Management of global PBRER periodicities and frequencies poses an enormous challenge to MAHs worldwide. DLPs and periodicities cannot be harmonised globally, eg China and Brazil accept the PBRER, but have their own DLPs, the Eurasian regions have different periodicities to the EU, and the US and Canada require annual reports. The PBRER can be a very large document, and requires input from many different stakeholders. An experienced and skilled PV medical writer can work with a dedicated medical writing group to establish a global report strategy for each drug so that as few PBRERs are written as absolutely necessary, while complying with global regulatory requirements.
Although the PBRER, DSUR and RMP are ICH formats and are widely accepted for submission to most health authorities, local formats like the PADER and the Investigational New Drug Annual Report in the US, or the ASR in Canada are often still submitted in lieu of these reports. Particularly when the PBRER EU periodicity is over one year, some MAHs prefer to write PADERs as annual reports and then submit the PBRER, eg every three years.
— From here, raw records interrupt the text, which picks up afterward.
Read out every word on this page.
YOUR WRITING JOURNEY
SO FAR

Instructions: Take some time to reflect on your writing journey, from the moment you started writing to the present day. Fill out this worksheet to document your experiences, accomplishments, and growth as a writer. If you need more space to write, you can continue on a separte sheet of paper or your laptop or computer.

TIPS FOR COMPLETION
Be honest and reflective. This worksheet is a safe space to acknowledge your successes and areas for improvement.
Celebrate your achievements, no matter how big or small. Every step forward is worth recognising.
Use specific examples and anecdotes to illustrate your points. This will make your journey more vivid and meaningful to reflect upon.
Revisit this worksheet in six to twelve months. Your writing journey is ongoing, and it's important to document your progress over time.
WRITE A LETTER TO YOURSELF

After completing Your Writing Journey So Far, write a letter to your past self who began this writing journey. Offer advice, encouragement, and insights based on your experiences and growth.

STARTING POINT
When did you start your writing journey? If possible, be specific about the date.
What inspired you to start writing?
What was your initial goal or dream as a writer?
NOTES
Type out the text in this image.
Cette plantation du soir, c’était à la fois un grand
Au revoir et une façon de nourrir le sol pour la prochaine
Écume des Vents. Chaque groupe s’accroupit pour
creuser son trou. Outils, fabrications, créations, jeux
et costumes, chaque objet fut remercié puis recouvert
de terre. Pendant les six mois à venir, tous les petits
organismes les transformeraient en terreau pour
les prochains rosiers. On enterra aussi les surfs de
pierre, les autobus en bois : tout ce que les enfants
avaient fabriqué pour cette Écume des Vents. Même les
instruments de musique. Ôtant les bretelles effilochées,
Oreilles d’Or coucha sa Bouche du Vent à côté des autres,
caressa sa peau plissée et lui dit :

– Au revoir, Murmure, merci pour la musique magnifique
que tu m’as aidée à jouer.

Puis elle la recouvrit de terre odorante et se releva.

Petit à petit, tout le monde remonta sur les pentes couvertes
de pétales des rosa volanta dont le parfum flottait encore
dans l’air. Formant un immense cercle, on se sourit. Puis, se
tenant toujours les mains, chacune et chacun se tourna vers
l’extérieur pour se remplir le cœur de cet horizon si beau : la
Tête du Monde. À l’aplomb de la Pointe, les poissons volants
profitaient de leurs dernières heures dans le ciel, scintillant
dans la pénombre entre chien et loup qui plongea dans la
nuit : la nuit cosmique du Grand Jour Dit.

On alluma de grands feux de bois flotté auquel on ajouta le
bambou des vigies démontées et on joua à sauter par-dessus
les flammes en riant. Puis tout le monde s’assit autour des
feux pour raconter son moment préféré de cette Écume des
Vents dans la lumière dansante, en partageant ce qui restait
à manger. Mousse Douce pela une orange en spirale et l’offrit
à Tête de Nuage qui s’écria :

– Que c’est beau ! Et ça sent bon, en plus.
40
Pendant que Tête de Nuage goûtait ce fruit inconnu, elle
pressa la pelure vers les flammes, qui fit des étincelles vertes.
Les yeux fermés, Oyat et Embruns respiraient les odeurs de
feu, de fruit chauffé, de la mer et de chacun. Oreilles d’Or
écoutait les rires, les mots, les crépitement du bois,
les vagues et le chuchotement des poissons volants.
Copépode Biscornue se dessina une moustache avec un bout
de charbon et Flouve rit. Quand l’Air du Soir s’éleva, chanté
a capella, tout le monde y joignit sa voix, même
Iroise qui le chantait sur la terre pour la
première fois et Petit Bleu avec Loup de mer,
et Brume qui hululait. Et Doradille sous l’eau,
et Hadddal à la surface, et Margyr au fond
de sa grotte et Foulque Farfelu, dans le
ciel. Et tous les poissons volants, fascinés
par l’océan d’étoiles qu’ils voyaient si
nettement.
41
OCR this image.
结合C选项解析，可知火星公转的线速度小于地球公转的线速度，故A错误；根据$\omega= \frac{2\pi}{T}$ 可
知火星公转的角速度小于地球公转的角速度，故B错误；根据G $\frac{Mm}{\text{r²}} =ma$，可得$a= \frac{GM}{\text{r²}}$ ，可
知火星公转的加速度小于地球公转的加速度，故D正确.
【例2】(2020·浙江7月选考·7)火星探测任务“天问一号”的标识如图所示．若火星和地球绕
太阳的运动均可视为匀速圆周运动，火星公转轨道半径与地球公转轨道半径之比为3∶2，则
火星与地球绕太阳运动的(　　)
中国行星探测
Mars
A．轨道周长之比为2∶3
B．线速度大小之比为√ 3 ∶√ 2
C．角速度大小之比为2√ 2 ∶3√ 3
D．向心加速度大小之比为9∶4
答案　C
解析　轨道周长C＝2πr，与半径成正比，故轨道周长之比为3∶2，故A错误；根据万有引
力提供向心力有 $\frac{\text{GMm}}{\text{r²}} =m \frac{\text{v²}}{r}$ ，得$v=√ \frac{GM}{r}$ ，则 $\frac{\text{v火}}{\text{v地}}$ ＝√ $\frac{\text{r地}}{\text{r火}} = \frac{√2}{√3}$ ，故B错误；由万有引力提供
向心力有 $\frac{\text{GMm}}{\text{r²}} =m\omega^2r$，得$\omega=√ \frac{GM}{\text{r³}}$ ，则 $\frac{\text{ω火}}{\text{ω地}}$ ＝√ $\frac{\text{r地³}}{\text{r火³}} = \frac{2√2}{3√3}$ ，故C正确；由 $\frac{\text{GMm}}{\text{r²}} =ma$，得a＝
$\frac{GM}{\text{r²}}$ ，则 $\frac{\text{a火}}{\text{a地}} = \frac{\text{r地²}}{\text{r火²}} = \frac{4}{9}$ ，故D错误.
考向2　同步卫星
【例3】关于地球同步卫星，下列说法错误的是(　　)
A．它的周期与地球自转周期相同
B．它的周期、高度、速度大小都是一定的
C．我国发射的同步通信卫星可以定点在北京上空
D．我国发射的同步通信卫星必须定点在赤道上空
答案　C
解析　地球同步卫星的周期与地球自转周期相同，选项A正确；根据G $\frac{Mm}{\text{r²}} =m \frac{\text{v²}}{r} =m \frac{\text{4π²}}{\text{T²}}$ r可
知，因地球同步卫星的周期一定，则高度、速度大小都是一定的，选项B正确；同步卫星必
Since the introduction of GVP, PV has become more complex and further regulated. This has led to an increasing demand for medical writers who are familiar with PV documents and have the skill set necessary to deal with multi-disciplinary teams, complicated data, and challenging deadlines.
It is of utmost importance that the presentation of patient safety, the drug’s benefit/risk profile, and the MAH’s risk management assessments to RAs is compliant with requirements, clear and consistent across the whole suite of PV documents, and that these documents are produced in a timely and efficient manner. Involving an experienced PV medical writer in a product team ensures this, and enables the PV and medical experts to focus on their core task – patient safety.